The British Army plans to fire gun salutes in Philip's honor. The Army tweeted that it is "determined to make it a good one."

Some of Philip's children and grandchildren also posted tributes.

Philip has officially retired from public life although he is still occasionally seen with the queen at official events. He skipped President Donald Trump's visit.

He still drives a horse. – Stock Illustration. He drives a horse. He gave up his driver's license at the time.

Jun 10, 2019 / 7:22 am | Story:

Unknown assailants killed at least 95 people in an ethnic country Dogon village overnight in the latest massacre to destabilize central Mali, a government official said Monday.

There was no immediate claim of responsibility for the attack, though tensions have been high since an ethnic Dogon militia was carrying out a larger massacre in an ethnic Peuhl village in March.

Youssouf Toloba, who leads the Dogon militia known as Dan Na Ambassagou, has denied that his fighters carried out the March bloodshed that left at least 157 people dead. Some Peuhl leaders, however, have vowed to carry out reprisal attacks.

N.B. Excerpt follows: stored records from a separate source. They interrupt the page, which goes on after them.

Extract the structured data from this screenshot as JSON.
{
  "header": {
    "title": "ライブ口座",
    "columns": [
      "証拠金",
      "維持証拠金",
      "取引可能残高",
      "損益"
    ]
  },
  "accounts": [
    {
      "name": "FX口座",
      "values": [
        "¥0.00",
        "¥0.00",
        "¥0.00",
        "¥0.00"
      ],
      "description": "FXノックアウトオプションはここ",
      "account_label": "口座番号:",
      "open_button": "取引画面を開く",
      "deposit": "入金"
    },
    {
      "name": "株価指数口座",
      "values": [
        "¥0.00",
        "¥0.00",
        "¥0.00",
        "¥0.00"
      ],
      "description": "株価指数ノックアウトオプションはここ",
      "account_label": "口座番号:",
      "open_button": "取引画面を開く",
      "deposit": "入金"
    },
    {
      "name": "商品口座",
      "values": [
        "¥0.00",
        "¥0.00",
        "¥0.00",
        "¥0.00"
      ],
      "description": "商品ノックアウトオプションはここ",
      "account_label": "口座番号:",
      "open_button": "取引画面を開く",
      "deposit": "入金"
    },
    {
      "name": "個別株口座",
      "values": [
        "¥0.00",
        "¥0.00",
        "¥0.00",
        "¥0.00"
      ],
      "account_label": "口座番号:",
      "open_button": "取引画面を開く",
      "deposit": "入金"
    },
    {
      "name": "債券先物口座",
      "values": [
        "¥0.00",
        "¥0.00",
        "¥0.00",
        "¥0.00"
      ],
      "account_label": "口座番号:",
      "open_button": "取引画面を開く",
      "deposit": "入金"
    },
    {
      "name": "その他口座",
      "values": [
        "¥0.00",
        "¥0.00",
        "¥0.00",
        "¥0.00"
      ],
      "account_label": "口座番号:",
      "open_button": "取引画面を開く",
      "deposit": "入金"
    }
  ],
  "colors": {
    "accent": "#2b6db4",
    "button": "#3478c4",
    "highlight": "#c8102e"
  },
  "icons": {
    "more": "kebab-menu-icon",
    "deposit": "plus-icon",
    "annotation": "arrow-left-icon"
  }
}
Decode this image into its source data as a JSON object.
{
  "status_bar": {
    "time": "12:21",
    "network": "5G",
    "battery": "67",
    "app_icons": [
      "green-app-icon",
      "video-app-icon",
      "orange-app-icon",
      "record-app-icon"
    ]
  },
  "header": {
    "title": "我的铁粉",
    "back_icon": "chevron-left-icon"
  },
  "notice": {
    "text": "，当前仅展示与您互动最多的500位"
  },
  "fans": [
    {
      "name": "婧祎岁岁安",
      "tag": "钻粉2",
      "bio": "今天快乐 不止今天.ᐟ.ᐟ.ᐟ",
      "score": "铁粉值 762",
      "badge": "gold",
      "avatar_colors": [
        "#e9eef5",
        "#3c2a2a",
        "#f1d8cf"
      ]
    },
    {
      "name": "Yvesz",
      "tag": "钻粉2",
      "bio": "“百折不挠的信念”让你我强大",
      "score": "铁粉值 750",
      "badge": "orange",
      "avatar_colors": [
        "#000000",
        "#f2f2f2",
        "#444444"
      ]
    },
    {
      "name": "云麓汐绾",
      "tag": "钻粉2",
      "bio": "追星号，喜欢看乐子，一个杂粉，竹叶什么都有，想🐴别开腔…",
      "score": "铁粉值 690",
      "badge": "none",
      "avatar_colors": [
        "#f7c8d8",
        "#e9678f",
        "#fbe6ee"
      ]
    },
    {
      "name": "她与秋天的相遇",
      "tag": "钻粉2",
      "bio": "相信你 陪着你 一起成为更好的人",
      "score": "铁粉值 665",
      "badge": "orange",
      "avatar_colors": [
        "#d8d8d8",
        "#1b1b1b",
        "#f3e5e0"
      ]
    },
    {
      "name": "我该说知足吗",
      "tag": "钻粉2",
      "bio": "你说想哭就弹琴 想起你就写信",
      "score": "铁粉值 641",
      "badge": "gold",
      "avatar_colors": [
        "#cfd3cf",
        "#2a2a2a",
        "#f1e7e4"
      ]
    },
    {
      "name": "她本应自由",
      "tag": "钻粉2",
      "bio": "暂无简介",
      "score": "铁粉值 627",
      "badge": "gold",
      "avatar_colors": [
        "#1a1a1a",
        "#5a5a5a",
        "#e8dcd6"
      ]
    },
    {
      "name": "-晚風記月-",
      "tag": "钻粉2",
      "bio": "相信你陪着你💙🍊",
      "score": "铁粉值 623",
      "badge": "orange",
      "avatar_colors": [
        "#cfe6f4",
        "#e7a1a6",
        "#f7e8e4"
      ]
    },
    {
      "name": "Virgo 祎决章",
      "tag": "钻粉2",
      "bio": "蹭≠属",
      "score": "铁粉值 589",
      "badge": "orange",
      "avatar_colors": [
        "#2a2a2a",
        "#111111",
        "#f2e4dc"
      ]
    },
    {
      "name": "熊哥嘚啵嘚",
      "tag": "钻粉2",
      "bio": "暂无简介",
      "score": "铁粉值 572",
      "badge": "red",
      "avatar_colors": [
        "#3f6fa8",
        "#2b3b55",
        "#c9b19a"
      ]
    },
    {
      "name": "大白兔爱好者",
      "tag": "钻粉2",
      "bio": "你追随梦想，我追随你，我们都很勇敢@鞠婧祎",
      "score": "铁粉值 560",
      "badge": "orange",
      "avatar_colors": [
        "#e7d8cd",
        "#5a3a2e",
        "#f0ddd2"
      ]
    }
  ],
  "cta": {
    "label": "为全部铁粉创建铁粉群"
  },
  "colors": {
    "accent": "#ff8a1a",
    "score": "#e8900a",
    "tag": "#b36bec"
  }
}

Amadou Sangho, spokesman for the Interior Security ministry, said another 19 people were missing after the Dogon village of Sobane was attacked around 3 a.m. on Monday. The village is in the commune of Sangha, the heart of the Dogon militia blamed for the attack that has been the deadliest so far.

The latest attackers are suspected "terrorists," Mali's government said in a statement later Monday. "This carnage" also left homes burned and killed, the statement said. Security reinforcements were deployed to track the perpetrators, it said.

Intercommunal violence has risen steadily in central Mali over the last several years, exacerbated by the presence of Islamic extremists

The Peuhl is accused of working alongside the Islamic State of Greater Sahara

The Peuhl in turn the Dogons are collaborating with Mali's military though there is no conclusive sign of state support.

Human Rights Watch has said the Dan Na Ambassagou militia has been implicated in scores of deadly attacks over the past year and Mali's president has vowed to eliminate it.

Mali's government must address the national security and the proliferation of arms in central Mali or "there is a high risk of further escalation that could lead to the commission of atrocity crimes," latest report on Mali late last month.

The unrest in central Mali has displaced some 60,000 people, Secretary-General Antonio Guterres wrote, adding that he was "appalled" by the surge in violence and its effect on civilians.